Regarding the "franchise" theory, the court found that Diece-Lisa had not alleged any facts that suggested an "alter ego" relationship between the retail entities and the IP entities. While all were subsidiaries of the Walt Disney Company, there was no allegation that the various subsidiaries did not observe corporate formalities or that the IP entities controlled the day-to-day activities of the retail entities. Merely alleging the existence of a corporate relationship was not sufficient to rebut the presumption of institutional independence. For the "licensor" theory, Diece-Lisa had argued that DEI was subject to personal jurisdiction in Texas because as the owner and licensor of Disney intellectual properties DEI had directed and authorized licensees to use these properties in Texas. The Fifth Circuit observed that no other circuit had found specific personal jurisdiction based solely upon a licensor’s non-exclusive licenses to third parties selling products in the forum state and stated that it was joining the Federal Circuit in rejecting this theory. Something more is required, the Fifth Circuit instructed, and because Diece-Lisa had alleged no additional contacts with Texas, the court declined to find that courts in Texas had personal jurisdiction over the IP entities.

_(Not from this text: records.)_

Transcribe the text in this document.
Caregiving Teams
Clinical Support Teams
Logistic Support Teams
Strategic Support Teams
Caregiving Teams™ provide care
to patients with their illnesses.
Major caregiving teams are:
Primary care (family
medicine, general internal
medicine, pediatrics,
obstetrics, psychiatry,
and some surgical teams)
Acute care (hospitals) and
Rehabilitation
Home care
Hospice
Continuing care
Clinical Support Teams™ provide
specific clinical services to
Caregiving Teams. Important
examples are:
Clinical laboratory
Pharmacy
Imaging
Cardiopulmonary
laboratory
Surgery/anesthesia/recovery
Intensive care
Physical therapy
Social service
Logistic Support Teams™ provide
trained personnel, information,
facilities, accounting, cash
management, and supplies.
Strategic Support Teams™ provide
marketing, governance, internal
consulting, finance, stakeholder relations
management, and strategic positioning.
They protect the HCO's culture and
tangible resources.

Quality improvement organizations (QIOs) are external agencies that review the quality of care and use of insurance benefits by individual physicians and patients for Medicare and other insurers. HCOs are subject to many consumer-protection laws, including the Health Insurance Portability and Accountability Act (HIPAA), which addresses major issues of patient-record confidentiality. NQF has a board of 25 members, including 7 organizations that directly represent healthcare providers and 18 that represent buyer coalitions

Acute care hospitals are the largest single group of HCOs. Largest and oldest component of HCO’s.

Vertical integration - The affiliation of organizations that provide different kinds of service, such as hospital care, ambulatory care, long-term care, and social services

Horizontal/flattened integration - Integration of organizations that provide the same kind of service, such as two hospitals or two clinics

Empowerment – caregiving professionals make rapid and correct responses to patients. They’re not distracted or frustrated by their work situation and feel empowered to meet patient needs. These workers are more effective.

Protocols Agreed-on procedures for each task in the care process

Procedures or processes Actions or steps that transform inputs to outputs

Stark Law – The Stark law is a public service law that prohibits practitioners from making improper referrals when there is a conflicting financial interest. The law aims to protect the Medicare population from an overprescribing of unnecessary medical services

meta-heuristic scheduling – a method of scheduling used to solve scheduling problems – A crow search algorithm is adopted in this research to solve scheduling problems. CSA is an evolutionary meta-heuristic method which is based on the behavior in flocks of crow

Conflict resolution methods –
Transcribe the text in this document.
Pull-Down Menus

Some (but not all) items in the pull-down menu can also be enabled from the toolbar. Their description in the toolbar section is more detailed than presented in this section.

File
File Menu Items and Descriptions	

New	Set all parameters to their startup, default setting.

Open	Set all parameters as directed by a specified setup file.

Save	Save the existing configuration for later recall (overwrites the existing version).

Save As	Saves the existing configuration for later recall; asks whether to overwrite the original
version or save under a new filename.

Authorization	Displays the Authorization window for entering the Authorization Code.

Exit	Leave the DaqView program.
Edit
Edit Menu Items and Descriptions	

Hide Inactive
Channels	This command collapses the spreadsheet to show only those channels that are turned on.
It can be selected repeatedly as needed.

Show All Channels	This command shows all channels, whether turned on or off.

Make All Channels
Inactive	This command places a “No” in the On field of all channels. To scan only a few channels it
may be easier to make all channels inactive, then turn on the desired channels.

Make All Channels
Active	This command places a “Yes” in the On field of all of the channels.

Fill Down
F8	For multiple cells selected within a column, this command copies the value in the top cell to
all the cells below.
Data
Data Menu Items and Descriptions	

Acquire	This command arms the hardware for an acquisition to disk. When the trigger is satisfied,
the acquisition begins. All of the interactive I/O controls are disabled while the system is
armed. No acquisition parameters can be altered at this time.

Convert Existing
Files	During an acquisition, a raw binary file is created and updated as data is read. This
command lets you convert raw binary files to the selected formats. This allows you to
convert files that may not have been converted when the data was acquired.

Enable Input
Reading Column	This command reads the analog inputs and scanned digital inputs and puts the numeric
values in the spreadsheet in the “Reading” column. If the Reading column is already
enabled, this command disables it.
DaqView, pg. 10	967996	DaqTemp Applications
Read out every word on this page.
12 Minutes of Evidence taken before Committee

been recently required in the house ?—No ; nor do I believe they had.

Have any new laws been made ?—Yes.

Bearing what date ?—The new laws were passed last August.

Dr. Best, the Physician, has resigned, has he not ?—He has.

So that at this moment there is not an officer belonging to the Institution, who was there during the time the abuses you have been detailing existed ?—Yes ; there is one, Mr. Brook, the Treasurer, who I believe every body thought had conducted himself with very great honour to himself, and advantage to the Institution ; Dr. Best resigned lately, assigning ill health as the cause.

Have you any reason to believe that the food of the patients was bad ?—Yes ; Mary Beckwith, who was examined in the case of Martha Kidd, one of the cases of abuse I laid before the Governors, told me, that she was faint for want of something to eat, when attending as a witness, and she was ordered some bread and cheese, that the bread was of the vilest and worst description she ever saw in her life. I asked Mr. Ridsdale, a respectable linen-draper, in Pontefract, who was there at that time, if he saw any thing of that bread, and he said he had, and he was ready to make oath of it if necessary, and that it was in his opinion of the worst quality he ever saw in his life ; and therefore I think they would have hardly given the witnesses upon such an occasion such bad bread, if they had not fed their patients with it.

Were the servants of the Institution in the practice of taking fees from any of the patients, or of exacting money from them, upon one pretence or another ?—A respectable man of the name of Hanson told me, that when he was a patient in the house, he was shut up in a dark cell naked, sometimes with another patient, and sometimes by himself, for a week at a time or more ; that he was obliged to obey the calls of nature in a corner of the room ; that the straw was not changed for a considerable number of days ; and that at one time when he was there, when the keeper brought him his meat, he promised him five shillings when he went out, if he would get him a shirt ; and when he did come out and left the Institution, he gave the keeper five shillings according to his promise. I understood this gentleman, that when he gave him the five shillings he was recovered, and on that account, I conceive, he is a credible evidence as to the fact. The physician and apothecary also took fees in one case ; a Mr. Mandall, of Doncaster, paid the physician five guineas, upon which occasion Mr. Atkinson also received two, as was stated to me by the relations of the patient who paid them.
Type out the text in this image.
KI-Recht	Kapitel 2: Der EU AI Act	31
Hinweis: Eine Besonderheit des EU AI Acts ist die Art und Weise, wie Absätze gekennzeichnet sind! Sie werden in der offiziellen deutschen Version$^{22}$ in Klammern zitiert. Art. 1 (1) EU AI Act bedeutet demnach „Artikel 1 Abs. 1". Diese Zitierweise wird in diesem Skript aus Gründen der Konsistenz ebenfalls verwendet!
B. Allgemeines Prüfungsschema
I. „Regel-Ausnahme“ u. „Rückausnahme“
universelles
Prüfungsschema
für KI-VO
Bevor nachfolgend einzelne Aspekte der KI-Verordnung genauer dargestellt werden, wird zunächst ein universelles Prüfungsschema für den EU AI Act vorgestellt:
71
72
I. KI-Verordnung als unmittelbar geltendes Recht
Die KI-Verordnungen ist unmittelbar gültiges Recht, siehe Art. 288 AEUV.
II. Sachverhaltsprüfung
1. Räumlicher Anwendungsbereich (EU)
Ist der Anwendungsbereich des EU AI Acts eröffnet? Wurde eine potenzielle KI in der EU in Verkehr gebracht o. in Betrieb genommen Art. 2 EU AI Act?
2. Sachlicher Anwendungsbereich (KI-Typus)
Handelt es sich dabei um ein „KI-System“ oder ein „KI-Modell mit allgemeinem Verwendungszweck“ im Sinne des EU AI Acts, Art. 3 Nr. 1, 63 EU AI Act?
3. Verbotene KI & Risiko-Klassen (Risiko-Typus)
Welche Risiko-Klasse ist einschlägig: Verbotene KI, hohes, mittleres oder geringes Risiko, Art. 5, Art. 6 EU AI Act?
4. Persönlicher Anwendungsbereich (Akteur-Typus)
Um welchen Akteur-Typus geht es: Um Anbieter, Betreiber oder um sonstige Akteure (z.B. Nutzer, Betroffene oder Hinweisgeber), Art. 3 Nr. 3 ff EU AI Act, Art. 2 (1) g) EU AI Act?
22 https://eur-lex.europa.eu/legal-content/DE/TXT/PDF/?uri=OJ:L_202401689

Abuse of discretion. The Fifth Circuit found that the district court had abused its discretion by vacating its order granting Diece-Lisa leave to file the third amended complaint. It noted that it had "repeatedly" held that a sua sponte dismissal without prior notice and hearing is unfair and requires reversal because the adverse party must be given the opportunity to respond. The appellate court observed that the district court apparently tried to resolve its new uncertainty about its jurisdiction by vacating the interlocutory order as a shortcut that avoided addressing the pending motions to dismiss. The district court must determine on remand whether it had personal jurisdiction over the 10 new defendants added by the third amended complaint and then rule upon the other motions that had been rendered moot by its vacatur. However, the district court had not abused its discretion by striking the fourth amended complaint because Diece-Lisa violated the order agreed upon by the parties and entered by the district court.
This case is No. 17-41268.
Attorneys: Richard L. Schwartz (Whitaker Chalk Swindle & Schwartz, PLLC) for Diece-Lisa Industries, Inc. Robert N. Klieger (Hueston Hennigan, LLP) and Roy W. Hardin (Locke Lord, LLP) for Disney Enterprises, Inc. and Disney Consumer Products, Inc.
Companies: Diece-Lisa Industries, Inc.; Disney Enterprises, Inc.; Disney Consumer Products, Inc.